BUENOS AIRES – Marco Carrera está sentado en el sillón de espaldas, con una nena pequeña en sus rodillas, cuando recibe un llamado por teléfono. Uno de esos que nadie quiere recibir.
De eso se trata la esencia de El colibrí, una película de Francesca Archibugi de 2022, basada en la novela homónima de Sandro Veronesi (editada en Italia por La nave di Teseo) recién estrenada en Buenos Aires, luego de su emisión en la Argentina el año pasado, durante la Semana de Cine Italiano, con la participación de la directora.

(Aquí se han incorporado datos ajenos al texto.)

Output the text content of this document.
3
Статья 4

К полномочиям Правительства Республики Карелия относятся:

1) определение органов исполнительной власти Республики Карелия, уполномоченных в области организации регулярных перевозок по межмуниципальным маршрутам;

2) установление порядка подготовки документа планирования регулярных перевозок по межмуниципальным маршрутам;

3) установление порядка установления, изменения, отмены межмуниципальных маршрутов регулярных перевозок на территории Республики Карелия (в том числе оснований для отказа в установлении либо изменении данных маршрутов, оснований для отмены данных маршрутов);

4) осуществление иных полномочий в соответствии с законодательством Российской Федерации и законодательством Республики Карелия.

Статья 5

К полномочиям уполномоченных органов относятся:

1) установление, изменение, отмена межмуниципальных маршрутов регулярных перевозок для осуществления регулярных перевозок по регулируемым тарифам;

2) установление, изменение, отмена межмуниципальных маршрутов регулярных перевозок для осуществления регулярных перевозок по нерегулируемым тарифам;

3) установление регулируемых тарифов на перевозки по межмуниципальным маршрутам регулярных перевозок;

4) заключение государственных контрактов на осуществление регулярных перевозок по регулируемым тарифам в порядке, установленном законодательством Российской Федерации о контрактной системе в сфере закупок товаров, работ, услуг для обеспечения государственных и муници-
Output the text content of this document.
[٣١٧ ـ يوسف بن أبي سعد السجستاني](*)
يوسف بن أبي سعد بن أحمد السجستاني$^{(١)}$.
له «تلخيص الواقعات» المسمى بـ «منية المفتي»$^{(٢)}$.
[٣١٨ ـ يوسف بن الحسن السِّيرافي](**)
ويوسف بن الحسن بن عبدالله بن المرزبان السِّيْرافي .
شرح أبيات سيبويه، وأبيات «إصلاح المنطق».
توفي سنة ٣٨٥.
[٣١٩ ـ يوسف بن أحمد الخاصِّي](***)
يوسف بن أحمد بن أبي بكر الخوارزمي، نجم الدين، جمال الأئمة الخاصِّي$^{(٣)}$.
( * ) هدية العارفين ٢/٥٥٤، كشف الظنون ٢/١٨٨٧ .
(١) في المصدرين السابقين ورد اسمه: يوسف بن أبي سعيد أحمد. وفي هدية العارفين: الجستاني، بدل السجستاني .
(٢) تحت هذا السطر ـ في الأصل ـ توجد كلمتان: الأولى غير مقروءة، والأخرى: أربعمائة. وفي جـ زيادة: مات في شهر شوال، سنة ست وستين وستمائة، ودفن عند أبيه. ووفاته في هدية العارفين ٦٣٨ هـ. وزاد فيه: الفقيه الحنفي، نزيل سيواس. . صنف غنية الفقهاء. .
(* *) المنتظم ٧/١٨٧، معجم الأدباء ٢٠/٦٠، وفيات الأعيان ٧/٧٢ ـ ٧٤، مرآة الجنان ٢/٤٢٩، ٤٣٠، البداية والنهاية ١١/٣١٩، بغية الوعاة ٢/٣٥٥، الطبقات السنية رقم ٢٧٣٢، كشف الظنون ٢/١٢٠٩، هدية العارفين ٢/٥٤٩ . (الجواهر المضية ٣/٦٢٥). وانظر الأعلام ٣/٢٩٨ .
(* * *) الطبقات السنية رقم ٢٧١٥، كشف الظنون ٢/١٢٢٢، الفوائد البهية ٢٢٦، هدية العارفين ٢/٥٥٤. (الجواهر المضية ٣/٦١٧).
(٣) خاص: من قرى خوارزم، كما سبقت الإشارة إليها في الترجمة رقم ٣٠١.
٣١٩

Archibugi dirigió obras como Mignon vino a quedarse, La gran calabaza y El árbol de las peras. La película -fiel a la novela- relata la historia de un hombre común. Una historia de vida cristalizada en torno a un hecho que nunca pudo concretar y -por eso mismo- protegido por lo efímero y del riesgo a corromperse, pero también de la posibilidad de hacerse de carne y hueso, de cobrar vida, de evolucionar. A pesar de todo.
El título hace alusión al apodo del protagonista Marco Carrera (interpretado por Pierfrancesco Favino, como la mayoría de las películas italianas producidas en los últimos años). Un apodo ligado a la baja estatura que tenía cuando era niño y a la energía con la que el pequeño pájaro bate sus alas para permanecer siempre en el mismo lugar. Una metáfora de la vida del personaje.
Es una historia de tramas familiares, de relaciones horizontales (hermanos, esposos, amigos) y verticales (padres-hijos, abuelos-nietos, psicoanalistas-pacientes), contadas a través de saltos temporales bastante bien logrados (a excepción del maquillaje que utilizan para envejecer a los actores), que no confunden, sino que le dan movimiento a la historia.
Además de Favino, el elenco está integrado por otros nombres conocidos en el exterior: Laura Morante, Kasia Smutniak (una polaca naturalizada italiana), Nanni Moretti (en el papel del psicoanalista, con una actuación algo “sobreactuada” y muy "morettiana") y la franco-argentina Bérénice Bejo.
El guion refleja el registro típico de las historias de Veronesi: los malentendidos y los pequeños o grandes engaños que marcan el rumbo de una vida y de los que, en retrospectiva, al atardecer, nos reímos con amargura y nos regocijamos con nostalgia.
La parte menos acertada es el final, que solo podemos considerar con mucha condescendencia una simple "cita” de Las invasiones bárbaras (película que la novela, para atajarse, menciona).
Y hay un agravante: el de no limitarse a describir una elección entre las muchas posibles de forma más o menos acertada, sino querer explicar al espectador qué debe pensar y por qué. Es probable que el espectador esté de acuerdo, aunque quizás prefiera llegar a esa conclusión por su cuenta.
Seguramente el público argentino sabrá apreciar los paisajes: la Piazza di Santo Spirito y el Ponte Vecchio en Florencia, ciertas terrazas romanas desde las que se divisa la plaza de San Pedro... Y el golfo de Baratti, en la Toscana, donde las familias de los dos protagonistas pasan sus vacaciones.
También está el Maggiolone descapotable, una metonimia de una Italia que ya no existe. Y que tal vez nunca haya existido, aunque sigue haciendo soñar a la gente que vive fuera de Italia.